We’re innately wired to find groups. Groups mean safety. In the animal kingdom this is physical safety. Lions pick off the isolated prey first. If you ever walk with lions (and you should try it) you’re sternly warned to stay in a group. It’s good advice.
In the human world groups are more about emotional safety. It’s the emotions of the isolated that get attacked. Even without a clear predator, we fear for our isolated emotional selves.
Animals find safety in their herds. These are the animals most similar to each other. Sometimes this is family, sometimes this is more geographical. It’s what common features connect the herd.
Humans are the same. Before the hormone explosion, boys stick with boys, girls stick with girls in the playground. As we grow older and leave our families we find our emotional safety through people we perceive to be like us. People that have been through the same things as us, people with the same interests are us. People that even look like us.
This is where online communities enter the fray. Ukulele enthusiasts used to be lonely. No high-school kid admits to being a Ukulele player. At least Star Trek had their place, but there isn’t even a Ukulele table to mock in the canteen. If you used to play the Ukulele, you would have kept it to yourself. You have no emotional safety in your life.
That is until you begin watching YouTube videos. It’s until you begin e-mailing the authors, networking with the singers and being introduced to other people like you. Before long, phew, you’re emotionally safe. You’ve found and helped develop an online community of Ukulele players.
I fear for businesses that don’t understand this. When KMart launches a community, it’s difficult to see what emotional safety any member will find there. Where’s the flag? Where’s the big neon sign promoting the emotional safety they offer? Have they even considered emotional safety?

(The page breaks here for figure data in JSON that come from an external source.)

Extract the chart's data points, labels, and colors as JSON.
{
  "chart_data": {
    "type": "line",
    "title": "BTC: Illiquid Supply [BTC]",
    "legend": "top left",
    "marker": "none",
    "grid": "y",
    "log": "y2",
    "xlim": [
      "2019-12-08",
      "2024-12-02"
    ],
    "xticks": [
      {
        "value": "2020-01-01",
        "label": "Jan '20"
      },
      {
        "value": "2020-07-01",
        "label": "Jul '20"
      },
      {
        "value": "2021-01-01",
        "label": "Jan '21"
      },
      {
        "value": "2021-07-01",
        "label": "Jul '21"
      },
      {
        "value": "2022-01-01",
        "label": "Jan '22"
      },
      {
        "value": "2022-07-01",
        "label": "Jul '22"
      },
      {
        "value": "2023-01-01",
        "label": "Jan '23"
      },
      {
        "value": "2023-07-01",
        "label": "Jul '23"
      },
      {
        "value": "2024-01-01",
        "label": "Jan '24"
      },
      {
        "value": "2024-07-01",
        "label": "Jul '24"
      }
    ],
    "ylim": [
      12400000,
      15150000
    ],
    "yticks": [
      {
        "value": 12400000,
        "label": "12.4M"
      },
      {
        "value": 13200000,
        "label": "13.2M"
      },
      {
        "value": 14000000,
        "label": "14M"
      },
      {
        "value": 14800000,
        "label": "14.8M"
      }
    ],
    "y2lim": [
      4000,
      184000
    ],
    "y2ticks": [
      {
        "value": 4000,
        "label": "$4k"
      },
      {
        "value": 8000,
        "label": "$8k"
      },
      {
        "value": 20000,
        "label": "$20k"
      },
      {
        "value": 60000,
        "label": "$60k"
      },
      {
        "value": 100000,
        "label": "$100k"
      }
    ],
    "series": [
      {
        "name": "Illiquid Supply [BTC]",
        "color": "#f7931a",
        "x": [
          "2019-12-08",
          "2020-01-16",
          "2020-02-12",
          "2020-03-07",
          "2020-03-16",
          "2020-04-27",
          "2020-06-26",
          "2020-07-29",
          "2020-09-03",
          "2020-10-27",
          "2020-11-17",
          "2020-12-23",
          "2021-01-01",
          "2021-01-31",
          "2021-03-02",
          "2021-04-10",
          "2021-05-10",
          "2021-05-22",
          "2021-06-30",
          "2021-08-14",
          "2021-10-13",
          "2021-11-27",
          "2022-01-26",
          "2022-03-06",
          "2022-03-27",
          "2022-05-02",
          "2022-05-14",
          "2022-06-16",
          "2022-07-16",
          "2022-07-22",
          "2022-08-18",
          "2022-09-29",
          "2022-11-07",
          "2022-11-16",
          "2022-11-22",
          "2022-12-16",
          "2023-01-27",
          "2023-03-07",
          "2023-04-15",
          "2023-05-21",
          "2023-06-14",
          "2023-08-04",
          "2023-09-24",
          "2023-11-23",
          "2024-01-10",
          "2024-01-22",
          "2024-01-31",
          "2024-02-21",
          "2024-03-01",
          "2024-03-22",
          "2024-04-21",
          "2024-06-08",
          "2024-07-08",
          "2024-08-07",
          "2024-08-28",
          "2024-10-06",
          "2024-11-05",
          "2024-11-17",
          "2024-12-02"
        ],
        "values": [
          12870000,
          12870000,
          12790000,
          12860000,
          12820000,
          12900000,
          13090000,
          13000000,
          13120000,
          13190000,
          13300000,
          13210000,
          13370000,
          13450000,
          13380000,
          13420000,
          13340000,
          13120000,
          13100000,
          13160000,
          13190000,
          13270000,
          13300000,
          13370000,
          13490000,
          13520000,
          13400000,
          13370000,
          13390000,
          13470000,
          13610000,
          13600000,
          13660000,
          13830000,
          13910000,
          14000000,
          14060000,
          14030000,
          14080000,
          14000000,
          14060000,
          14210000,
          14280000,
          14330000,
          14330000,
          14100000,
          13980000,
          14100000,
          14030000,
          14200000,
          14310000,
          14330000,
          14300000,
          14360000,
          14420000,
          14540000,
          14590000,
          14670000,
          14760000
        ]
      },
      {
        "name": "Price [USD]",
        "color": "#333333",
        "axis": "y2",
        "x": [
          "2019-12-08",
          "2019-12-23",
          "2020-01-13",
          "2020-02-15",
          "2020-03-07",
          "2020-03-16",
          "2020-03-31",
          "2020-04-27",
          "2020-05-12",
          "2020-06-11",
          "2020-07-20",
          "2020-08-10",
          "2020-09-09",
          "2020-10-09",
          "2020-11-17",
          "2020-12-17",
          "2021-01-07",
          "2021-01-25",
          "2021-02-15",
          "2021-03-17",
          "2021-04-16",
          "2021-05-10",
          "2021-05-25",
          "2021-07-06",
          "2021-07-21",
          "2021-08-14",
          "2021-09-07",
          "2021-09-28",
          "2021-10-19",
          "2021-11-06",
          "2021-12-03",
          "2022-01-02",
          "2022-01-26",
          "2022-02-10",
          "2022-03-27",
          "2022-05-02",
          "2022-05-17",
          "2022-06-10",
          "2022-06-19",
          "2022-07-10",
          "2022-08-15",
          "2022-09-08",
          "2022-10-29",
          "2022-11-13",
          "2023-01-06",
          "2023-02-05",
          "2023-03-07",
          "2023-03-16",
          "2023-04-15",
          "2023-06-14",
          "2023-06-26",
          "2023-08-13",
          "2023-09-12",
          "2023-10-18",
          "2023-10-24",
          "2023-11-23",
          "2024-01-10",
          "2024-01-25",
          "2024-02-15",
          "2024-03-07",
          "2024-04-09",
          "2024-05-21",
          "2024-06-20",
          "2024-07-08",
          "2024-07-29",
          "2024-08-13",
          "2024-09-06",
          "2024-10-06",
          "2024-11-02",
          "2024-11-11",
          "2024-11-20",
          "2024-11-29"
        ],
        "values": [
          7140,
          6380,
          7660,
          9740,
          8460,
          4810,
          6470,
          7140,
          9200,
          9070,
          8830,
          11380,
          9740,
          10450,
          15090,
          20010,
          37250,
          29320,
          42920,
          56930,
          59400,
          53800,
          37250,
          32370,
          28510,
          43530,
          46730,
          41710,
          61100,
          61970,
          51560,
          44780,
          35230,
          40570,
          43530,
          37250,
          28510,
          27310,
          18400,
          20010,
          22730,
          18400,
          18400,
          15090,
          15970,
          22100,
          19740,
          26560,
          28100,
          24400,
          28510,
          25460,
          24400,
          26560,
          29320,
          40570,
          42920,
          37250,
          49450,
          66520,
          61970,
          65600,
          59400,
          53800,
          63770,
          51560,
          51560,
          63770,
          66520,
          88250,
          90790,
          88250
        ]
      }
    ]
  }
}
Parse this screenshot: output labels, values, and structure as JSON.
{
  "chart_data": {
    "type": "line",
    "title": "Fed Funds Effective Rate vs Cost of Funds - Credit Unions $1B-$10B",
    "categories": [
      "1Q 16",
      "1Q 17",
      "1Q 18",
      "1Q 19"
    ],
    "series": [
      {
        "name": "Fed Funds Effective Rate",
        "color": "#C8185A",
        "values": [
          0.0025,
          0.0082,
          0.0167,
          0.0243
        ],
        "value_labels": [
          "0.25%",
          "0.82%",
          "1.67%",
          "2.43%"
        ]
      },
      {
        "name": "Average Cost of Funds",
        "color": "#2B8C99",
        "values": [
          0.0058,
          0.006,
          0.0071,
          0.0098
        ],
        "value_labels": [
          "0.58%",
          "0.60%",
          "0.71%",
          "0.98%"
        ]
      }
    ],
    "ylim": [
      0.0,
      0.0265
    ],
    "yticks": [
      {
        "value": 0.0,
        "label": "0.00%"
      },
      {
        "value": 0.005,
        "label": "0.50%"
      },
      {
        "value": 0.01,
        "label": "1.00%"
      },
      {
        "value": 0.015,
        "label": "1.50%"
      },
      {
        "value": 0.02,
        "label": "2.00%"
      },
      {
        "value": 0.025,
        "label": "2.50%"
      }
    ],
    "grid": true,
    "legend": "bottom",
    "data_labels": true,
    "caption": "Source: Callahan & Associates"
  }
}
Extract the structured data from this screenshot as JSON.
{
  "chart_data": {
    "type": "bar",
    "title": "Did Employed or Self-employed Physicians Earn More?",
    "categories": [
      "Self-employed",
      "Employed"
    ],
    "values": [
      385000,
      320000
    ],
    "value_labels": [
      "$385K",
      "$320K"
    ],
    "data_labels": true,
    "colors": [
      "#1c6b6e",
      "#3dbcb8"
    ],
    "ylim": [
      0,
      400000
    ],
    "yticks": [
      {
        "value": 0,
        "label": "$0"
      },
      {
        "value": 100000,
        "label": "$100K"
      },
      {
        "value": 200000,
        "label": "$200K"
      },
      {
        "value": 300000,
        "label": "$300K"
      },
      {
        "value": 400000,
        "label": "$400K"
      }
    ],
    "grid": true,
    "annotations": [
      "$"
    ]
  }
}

Goths put up a fantastic flag. It bewilders outsiders but offers the select few a place to belong. It offers them safety. It’s a place where their fragile emotional selves can’t be attached. They’re part of a herd.
Some communities are doomed when they launch. If someone can’t be emotional invested in your product/service, it’s difficult to see how they can find any emotional safety. It’s not impossible. Many Moms buy the same brand of milk, and many dads drink from a same type of mug. They can get to know and find emotional safety in each other.
But if milk and mugs are your products, the community can’t be about you. You can’t offer emotional safety to your customers. You can’t offer Trekkers a place to gather nor a Ukulele players a website to sing. So a community for dull, emotionless products is possible, but it’s far more work for far less reward.